Hey guys, i have the following problem.
I’m trying to address multiple textures through a 1D layered texture. The developer guide said that in order to use this kind of textures we need to use cudaMalloc3DArray, which i did. The problem is that somehow the layers are not returning the expected values, only the first two or tree are.

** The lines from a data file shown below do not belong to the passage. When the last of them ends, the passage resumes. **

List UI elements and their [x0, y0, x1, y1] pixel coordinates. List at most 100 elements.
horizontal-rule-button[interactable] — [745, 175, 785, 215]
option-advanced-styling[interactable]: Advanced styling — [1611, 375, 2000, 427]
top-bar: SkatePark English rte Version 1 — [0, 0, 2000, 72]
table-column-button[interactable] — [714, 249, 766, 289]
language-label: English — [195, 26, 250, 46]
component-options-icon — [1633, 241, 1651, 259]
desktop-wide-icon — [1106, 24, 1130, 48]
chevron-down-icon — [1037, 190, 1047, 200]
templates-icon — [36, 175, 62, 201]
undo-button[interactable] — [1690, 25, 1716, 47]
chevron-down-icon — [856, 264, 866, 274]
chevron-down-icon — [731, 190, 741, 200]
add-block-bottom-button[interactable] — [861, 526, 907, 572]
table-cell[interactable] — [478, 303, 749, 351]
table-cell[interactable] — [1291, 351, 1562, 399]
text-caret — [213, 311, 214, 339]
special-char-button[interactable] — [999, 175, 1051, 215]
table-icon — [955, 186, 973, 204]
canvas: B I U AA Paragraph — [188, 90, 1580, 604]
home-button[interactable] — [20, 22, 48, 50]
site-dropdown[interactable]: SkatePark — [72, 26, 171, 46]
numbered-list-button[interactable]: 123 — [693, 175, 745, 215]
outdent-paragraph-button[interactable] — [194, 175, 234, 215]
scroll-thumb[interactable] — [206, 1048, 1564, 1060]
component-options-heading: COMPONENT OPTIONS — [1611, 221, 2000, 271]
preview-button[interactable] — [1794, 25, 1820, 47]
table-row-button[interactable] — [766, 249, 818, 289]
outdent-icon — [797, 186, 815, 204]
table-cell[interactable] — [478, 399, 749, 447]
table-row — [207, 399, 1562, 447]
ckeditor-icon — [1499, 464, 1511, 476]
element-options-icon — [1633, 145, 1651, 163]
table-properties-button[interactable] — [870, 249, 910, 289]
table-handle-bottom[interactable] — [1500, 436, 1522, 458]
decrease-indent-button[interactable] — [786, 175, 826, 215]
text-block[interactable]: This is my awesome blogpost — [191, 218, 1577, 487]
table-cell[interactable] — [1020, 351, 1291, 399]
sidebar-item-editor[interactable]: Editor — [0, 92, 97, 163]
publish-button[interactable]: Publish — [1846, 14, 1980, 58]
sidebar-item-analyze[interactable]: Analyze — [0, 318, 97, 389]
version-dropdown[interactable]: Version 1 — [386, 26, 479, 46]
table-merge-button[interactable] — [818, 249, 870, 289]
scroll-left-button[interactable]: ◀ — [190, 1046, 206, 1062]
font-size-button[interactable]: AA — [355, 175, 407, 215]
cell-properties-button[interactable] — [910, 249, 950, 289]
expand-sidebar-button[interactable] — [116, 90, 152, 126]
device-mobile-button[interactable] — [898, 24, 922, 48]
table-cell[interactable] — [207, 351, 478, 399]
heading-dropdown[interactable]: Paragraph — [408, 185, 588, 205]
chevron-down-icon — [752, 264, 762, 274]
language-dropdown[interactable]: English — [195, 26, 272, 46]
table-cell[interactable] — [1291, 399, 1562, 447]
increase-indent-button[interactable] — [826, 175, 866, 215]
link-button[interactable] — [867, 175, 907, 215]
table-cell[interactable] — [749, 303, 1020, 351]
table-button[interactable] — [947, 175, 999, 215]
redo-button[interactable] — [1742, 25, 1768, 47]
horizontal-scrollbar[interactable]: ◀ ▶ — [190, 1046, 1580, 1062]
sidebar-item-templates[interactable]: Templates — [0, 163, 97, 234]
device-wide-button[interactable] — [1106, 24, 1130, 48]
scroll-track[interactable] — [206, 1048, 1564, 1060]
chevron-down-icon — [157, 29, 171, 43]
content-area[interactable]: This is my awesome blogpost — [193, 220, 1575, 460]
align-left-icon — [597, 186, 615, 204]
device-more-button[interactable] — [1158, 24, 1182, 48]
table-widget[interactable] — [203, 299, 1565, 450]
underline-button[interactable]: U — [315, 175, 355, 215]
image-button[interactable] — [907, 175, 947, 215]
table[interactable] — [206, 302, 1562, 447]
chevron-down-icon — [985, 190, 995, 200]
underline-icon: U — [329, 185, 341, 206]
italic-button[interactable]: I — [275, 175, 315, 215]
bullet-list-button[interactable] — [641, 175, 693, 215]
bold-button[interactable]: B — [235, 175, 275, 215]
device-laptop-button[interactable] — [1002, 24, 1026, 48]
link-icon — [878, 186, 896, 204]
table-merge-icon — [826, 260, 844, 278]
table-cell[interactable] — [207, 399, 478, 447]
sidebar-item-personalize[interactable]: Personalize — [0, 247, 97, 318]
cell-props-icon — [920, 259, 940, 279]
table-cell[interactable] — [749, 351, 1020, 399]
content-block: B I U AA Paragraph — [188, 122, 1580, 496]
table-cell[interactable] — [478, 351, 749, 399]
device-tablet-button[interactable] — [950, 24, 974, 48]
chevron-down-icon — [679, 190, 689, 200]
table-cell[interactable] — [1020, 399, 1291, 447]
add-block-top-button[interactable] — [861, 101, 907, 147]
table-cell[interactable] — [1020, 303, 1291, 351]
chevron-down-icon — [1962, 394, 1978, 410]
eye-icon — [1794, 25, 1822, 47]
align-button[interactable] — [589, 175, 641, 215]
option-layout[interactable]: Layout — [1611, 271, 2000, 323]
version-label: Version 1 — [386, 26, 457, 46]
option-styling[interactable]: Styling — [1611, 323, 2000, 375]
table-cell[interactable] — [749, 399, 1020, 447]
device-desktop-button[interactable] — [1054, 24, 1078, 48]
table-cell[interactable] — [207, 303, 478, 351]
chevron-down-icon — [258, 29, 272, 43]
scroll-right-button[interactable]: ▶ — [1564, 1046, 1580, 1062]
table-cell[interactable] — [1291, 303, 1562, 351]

As the 1D arrays are on the device i need to copy them to a cudaArray, which i suspect is not being well done.
The snippet code is:
// K is the number of layers
// width is the width of layers (number of elemets)
ShowError( cudaMalloc( (void **) &R_d, sizeof(float) * width * K ) );
ShowError( cudaMalloc3DArray(&R_d_copy, &channelDesc, make_cudaExtent(width, 0, K), cudaArrayLayered));
cudaMemcpy3DParms myparms = {0};
myparms.srcPtr = make_cudaPitchedPtr(R_d, width, width, 0);
myparms.dstArray = R_d_copy;
myparms.extent = make_cudaExtent(width, 0, K);
myparms.kind = cudaMemcpyDeviceToDevice;
ShowError( cudaMemcpy3D( &myparms));
// Bind to the texture...
ProjData.normalized = false;
ProjData.filterMode = cudaFilterModeLinear;
ProjData.addressMode[0] = cudaAddressModeWrap;
ShowError(cudaBindTextureToArray( ProjData, R_d_copy, channelDesc));
the code for the texture and how the kernel is accessing it:
texture<float, cudaTextureType1DLayered, cudaReadModeElementType> ProjData;
__global__ void CSSkernel(double Xp ,int NumProjs, int ProjWidth, int imgRows, int imgCols, float *Img)
{
int X = blockIdx.x * blockDim.x + threadIdx.x;
int Y = blockIdx.y * blockDim.y + threadIdx.y;
int i = 0, k = 0;
float rad = 0;
float t = 0;
float ImgVal = 0;
float RowsDivBy2 = (float)(imgRows)/ 2;
float ColsDivBy2 = (float)(imgCols)/ 2;
for(i = 0; i < NumProjs; i++)
{
rad = (float)(thetha_d[i] * pi / 180);
t = ( ((float)X - ColsDivBy2)*cos(rad) - ((float)Y - RowsDivBy2 )*sin(rad)) + Xp - 1;
ImgVal += (float)tex1DLayered(ProjData,t,i);
}
if((Y < imgRows && X < imgCols)){ Img[X*imgRows + Y] = (float)((pi/(float)NumProjs)*ImgVal); }
}
So i’m asking if anyone can see the problem!
Thanks in advance
Bruno Faria.